Harvard Pilgrim to support FDA monitoring efforts
Harvard Pilgrim Health Care has won a contract from the FDA to set up a prototype of a national monitoring system for drug and device safety that will collect automated data from providers and insurers.
Harvard Pilgrim Health Care Inc. will develop a prototype of the Food and Drug Administration’s Sentinel national drug safety monitoring system under a contract potentially worth $72 million over five years.
The FDA monitors adverse events from the use of medical drugs, products or devices through the use of reports filed by hospitals, doctors and industry members.
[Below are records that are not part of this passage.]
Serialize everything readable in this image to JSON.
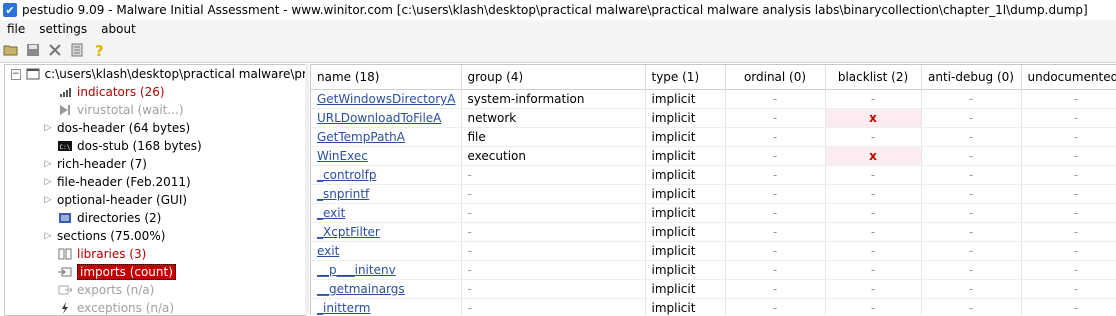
{
  "window": {
    "title": "pestudio 9.09 - Malware Initial Assessment - www.winitor.com [c:\\users\\klash\\desktop\\practical malware\\practical malware analysis labs\\binarycollection\\chapter_1l\\dump.dump]"
  },
  "menu": {
    "items": [
      {
        "label": "file"
      },
      {
        "label": "settings"
      },
      {
        "label": "about"
      }
    ]
  },
  "toolbar": {
    "buttons": [
      "open-folder-icon",
      "save-icon",
      "close-icon",
      "document-icon",
      "help-icon"
    ]
  },
  "tree": {
    "root_label": "c:\\users\\klash\\desktop\\practical malware\\practical malware",
    "items": [
      {
        "label": "indicators (26)",
        "style": "red",
        "icon": "bar-chart-icon"
      },
      {
        "label": "virustotal (wait...)",
        "style": "gray",
        "icon": "virustotal-icon"
      },
      {
        "label": "dos-header (64 bytes)",
        "style": "normal",
        "icon": "none"
      },
      {
        "label": "dos-stub (168 bytes)",
        "style": "normal",
        "icon": "console-icon"
      },
      {
        "label": "rich-header (7)",
        "style": "normal",
        "icon": "none"
      },
      {
        "label": "file-header (Feb.2011)",
        "style": "normal",
        "icon": "none"
      },
      {
        "label": "optional-header (GUI)",
        "style": "normal",
        "icon": "none"
      },
      {
        "label": "directories (2)",
        "style": "normal",
        "icon": "directories-icon"
      },
      {
        "label": "sections (75.00%)",
        "style": "normal",
        "icon": "none"
      },
      {
        "label": "libraries (3)",
        "style": "red",
        "icon": "libraries-icon"
      },
      {
        "label": "imports (count)",
        "style": "selected",
        "icon": "imports-icon"
      },
      {
        "label": "exports (n/a)",
        "style": "gray",
        "icon": "exports-icon"
      },
      {
        "label": "exceptions (n/a)",
        "style": "gray",
        "icon": "exceptions-icon"
      }
    ]
  },
  "table": {
    "columns": [
      "name (18)",
      "group (4)",
      "type (1)",
      "ordinal (0)",
      "blacklist (2)",
      "anti-debug (0)",
      "undocumented"
    ],
    "rows": [
      {
        "name": "GetWindowsDirectoryA",
        "group": "system-information",
        "type": "implicit",
        "ordinal": "-",
        "blacklist": "-",
        "antidebug": "-",
        "undocumented": "-"
      },
      {
        "name": "URLDownloadToFileA",
        "group": "network",
        "type": "implicit",
        "ordinal": "-",
        "blacklist": "x",
        "antidebug": "-",
        "undocumented": "-"
      },
      {
        "name": "GetTempPathA",
        "group": "file",
        "type": "implicit",
        "ordinal": "-",
        "blacklist": "-",
        "antidebug": "-",
        "undocumented": "-"
      },
      {
        "name": "WinExec",
        "group": "execution",
        "type": "implicit",
        "ordinal": "-",
        "blacklist": "x",
        "antidebug": "-",
        "undocumented": "-"
      },
      {
        "name": "_controlfp",
        "group": "-",
        "type": "implicit",
        "ordinal": "-",
        "blacklist": "-",
        "antidebug": "-",
        "undocumented": "-"
      },
      {
        "name": "_snprintf",
        "group": "-",
        "type": "implicit",
        "ordinal": "-",
        "blacklist": "-",
        "antidebug": "-",
        "undocumented": "-"
      },
      {
        "name": "_exit",
        "group": "-",
        "type": "implicit",
        "ordinal": "-",
        "blacklist": "-",
        "antidebug": "-",
        "undocumented": "-"
      },
      {
        "name": "_XcptFilter",
        "group": "-",
        "type": "implicit",
        "ordinal": "-",
        "blacklist": "-",
        "antidebug": "-",
        "undocumented": "-"
      },
      {
        "name": "exit",
        "group": "-",
        "type": "implicit",
        "ordinal": "-",
        "blacklist": "-",
        "antidebug": "-",
        "undocumented": "-"
      },
      {
        "name": "__p___initenv",
        "group": "-",
        "type": "implicit",
        "ordinal": "-",
        "blacklist": "-",
        "antidebug": "-",
        "undocumented": "-"
      },
      {
        "name": "__getmainargs",
        "group": "-",
        "type": "implicit",
        "ordinal": "-",
        "blacklist": "-",
        "antidebug": "-",
        "undocumented": "-"
      },
      {
        "name": "_initterm",
        "group": "-",
        "type": "implicit",
        "ordinal": "-",
        "blacklist": "-",
        "antidebug": "-",
        "undocumented": "-"
      }
    ]
  },
  "colors": {
    "accent_red": "#b40000",
    "selection": "#c00000",
    "link": "#2a4fa0",
    "blacklist_bg": "#fcecef"
  }
}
The Sentinel system, once operational, will provide access to more timely and complete information from a greater variety of sources, including doctor and hospital electronic record systems, insurance and administrative claims databases, and medical registries.
Under the contract, Harvard Pilgrim will establish a coordinating center that will operate as a scaled-down version of the Sentinel System. The center “will identify appropriate databases, develop a scientific framework for obtaining real-time data, and ensure data quality,” FDA officials said in a news release dated Jan. 8.
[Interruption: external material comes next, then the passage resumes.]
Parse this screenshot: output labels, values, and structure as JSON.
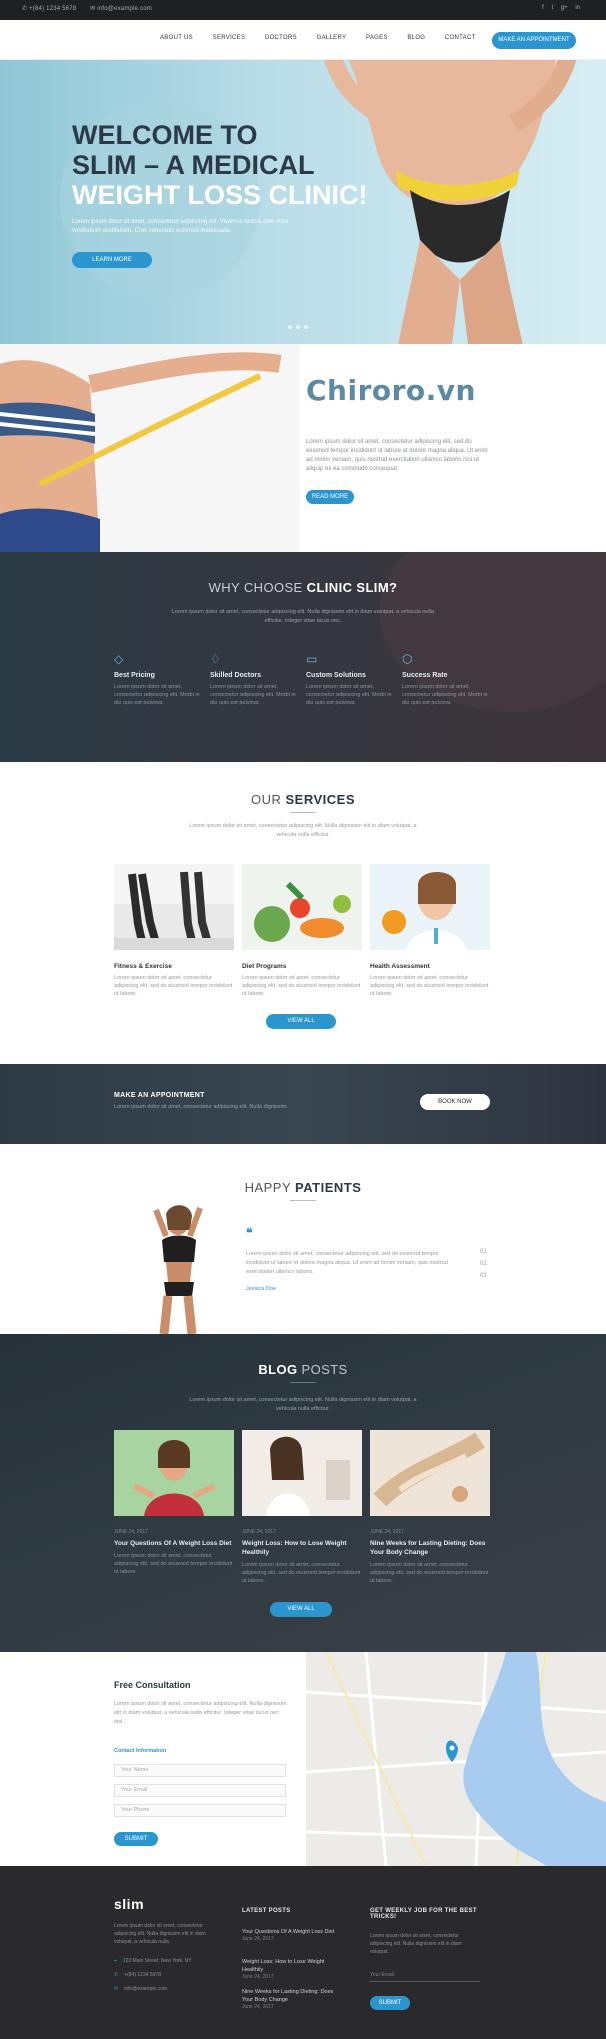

To protect personal information, only summary data will be sent to the coordinating center. The data itself will remain within its original database.
"The award of this contract to Harvard Pilgrim to develop a medical product safety monitoring system is an important step forward for FDA's drug and medical device safety efforts," FDA Commissioner Margaret Hamburg said in the statement.
The FDA has been developing Sentinel since 2007 to fulfill some of the requirements of the FDA Amendments Act and has already awarded 10 Sentinel contracts. Those previously awarded small contracts address scientific operations, data and infrastructure, privacy, and stakeholder engagement. The FDA also has a cooperative agreement with the Brookings Institution to convene meetings and workgroups on medical product surveillance issues.
The Government Accountability Office, in a recent review of Sentinel, recommended improvement of the programs to ensure patient privacy.
The FDA also is implementing two other drug safety systems this year, MedWatchPlus, to improve the collection and processing of reports, and the FDA Adverse Event Reporting System, which will receive the reports and store them in a single location.